Pascal's Wager is often much maligned for two reasons: (1) because it is seen as an attempted proof of the existence of God, and (2) because it is treated as though there were nothing more to it than the brief sketch presented above.
This second point is where I'd like to start. I was wondering about Pascal's Wager recently. I thought Pascal, being a mathematician, could have been just dense enough to come up with an idea as thoroughly unsubtle as the above sketch, but then I thought Pascal, being a philosopher, must have thought more deeply about it than that.
So I did some reading. It turns out Pascal was starting from an assumption of irresolvable uncertainty. Reason alone cannot assure us of either the existence or non-existence of God. There is no indisputable evidence for the existence of God, but there is also no indisputable evidence of the non-existence of God. So how does one choose? Pascal considered the potential reward for each choice and the potential risk for each choice.
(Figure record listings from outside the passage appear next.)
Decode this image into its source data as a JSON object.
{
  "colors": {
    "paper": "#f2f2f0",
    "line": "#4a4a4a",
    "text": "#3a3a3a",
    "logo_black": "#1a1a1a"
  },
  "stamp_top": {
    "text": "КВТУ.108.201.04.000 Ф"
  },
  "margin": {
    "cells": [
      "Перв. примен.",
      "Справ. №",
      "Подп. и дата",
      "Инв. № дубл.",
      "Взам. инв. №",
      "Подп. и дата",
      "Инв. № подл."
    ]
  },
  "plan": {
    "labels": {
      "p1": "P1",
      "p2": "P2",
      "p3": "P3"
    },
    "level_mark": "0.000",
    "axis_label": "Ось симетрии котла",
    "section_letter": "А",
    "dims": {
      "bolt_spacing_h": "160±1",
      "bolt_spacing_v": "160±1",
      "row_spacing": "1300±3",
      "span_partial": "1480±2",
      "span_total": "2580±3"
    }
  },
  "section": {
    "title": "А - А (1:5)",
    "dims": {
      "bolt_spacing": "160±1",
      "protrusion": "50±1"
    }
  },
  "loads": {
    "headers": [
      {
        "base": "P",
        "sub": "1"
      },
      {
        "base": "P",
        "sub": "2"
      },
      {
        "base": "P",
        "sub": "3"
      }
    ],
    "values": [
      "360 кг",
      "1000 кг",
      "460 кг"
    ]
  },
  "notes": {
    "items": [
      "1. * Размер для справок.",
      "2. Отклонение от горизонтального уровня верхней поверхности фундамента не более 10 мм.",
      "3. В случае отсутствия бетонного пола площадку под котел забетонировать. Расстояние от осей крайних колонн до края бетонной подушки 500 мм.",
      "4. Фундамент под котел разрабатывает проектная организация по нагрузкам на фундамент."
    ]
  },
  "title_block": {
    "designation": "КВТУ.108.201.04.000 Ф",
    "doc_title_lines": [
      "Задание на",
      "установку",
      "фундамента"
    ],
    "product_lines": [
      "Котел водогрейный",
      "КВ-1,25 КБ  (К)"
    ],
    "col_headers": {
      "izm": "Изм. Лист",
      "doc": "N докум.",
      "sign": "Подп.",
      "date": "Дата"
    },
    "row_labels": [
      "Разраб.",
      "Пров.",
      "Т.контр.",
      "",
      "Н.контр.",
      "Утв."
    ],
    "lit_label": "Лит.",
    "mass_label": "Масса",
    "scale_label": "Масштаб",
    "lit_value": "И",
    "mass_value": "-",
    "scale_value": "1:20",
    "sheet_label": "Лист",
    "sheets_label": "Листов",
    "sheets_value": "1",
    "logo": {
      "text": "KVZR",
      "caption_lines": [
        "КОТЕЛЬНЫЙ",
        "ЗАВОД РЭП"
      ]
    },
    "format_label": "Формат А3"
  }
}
He concluded that choosing to believe in God offers the possibility of infinite reward with at most a finite risk.
But there were still a couple of problems. First, Pascal recognized that simply "choosing God" wouldn't be enough. Faith, Pascal knew, involves more than simply making a rational decision. And that leads to the second problem -- a person can't choose to have faith. So what can a person do? Pascal says:
You would like to attain faith, and do not know the way; you would like to cure yourself of unbelief, and ask the remedy for it. Learn of those who have been bound like you, and who now stake all their possessions. These are people who know the way which you would follow, and who are cured of an ill of which you would be cured. Follow the way by which they began; by acting as if they believed, taking the holy water, having masses said, etc.Act as if you believe, do the things that believers do, and this will lead you to faith, Pascal claims. I'm not sure I'm sold on that. It could work, but I'm not sure. Pascal asks:
Now, what harm will befall you in taking this side? You will be faithful, honest, humble, grateful, generous, a sincere friend, truthful. Certainly you will not have those poisonous pleasures, glory and luxury; but will you not have others? I will tell you that you will thereby gain in this life, and that, at each step you take on this road, you will see so great certainty of gain, so much nothingness in what you risk, that you will at last recognise that you have wagered for something certain and infinite, for which you have given nothing.This I like, and to me, this is the strength of the argument. Ultimately, I don't think faith can be said to be about believing or not believing some intellectual proposition. I think faith is more a matter of how we live our lives. What sort of life will I choose? Will I choose a life where I look after only my own interests, constantly in struggle with the world, fighting daily for what I believe is, or at least could be, mine? Or will I choose a life where I make myself vulnerable to others by being open to them and asking them to be open to me? What is the outcome of these ways of life?
As far as I am able to see, the life that is open to others, is the life that will be more worthwhile and rewarding. Yet to some extent, this takes me back to Pascal's starting point. My reason is weak. I cannot always see what is the best way of life. I cannot always see the way that leads to a better, more open life. How do I find the way? My answer is that I can't rely on my own reason to find the way. I must trust myself to the teachings of Jesus -- Jesus who said:
Everyone then who hears these words of mine and acts on them will be like a wise man who built his house on rock. The rain fell, the floods came, and the winds blew and beat on that house, but it did not fall, because it had been founded on rock. And everyone who hears these words of mine and does not act on them will be like a foolish man who built his house on sand. The rain fell, and the floods came, and the winds blew and beat against that house, and it fell—and great was its fall!Here, at the end of the Sermon on the Mount, I find the meat of Pascal's argument. Live this way, and you will find life. Do not live this way, and you will lose it.